Last updated 11/4/2020 at 12:54pm

Tuesday's election still has yet to see more than 30 percent of Montana precincts fully report their ballots, but the issues on the ballot have seen significant returns.

Constitutional Initiative 118 and Initiative No. 190 work together to legalize possession of recreational marijuana for people over that age of 21.

CI-118 amends the Montana Constitution to allow for the legislature or a citizen initiative to establish a minimum legal age for the possession, use and purchase of marijuana, in a similar way to the regulation of alcohol in the state.

I-190 actually legalizes the possession and use of marijuana for adults over the age of 21 and imposes a 20 percent tax on sales.

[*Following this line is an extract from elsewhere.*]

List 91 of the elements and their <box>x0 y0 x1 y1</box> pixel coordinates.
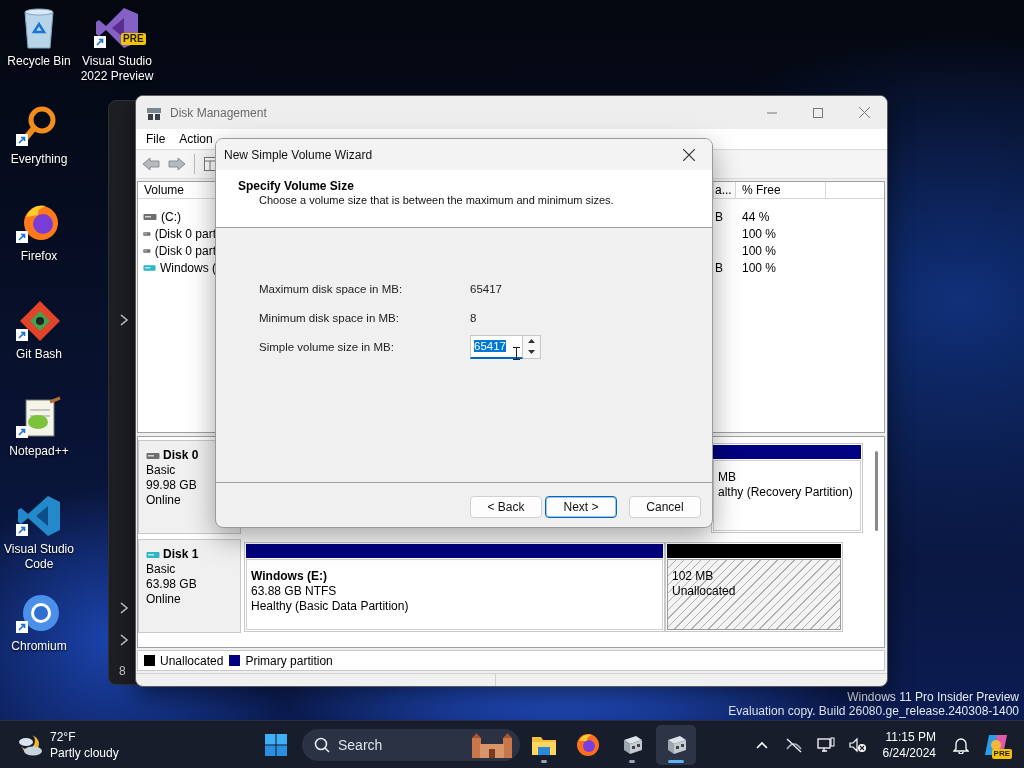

It also requires the Montana Department of Revenue to develop rules to regulate marijuana businesses, and allows for the resentencing or expungement of marijuana-related crimes.

CI-118 currently has 58 percent approval with I-190 just behind that rate at 57.

Proponents of these measures have argued that the drug is no more dangerous or destructive than alcohol, which is legal, and that the creation of a well-regulated marijuana industry will bring jobs and revenue to the state.

Opponents argue that it will hurt Montana's workforce in a time where employers are experiencing a shortage of motivated, well-trained staff.

More contentious is Legislative Referendum No. 130, which is at 51 percent approval with fewer than 6,000 votes in its lead.

LR-130 would remove local governments' authority to regulate the carrying of permitted concealed weapons in their respective jurisdictions ceding control of that to the state legislature.

The measure would continue to allow local governments to regulate unpermitted concealed weapons and unconcealed weapons in public occupied buildings, but would remove local governments' power to regulate the possession of firearms by "convicted felons, adjudicated mental incompetents, illegal aliens, and minors."

Critics of this initiative contend that it is poorly written, unconstitutional and gives the state too much power, but proponents say it will prevent local governments from attempting to pass unconstitutional and ineffective laws restricting the rights of their citizens to own firearms.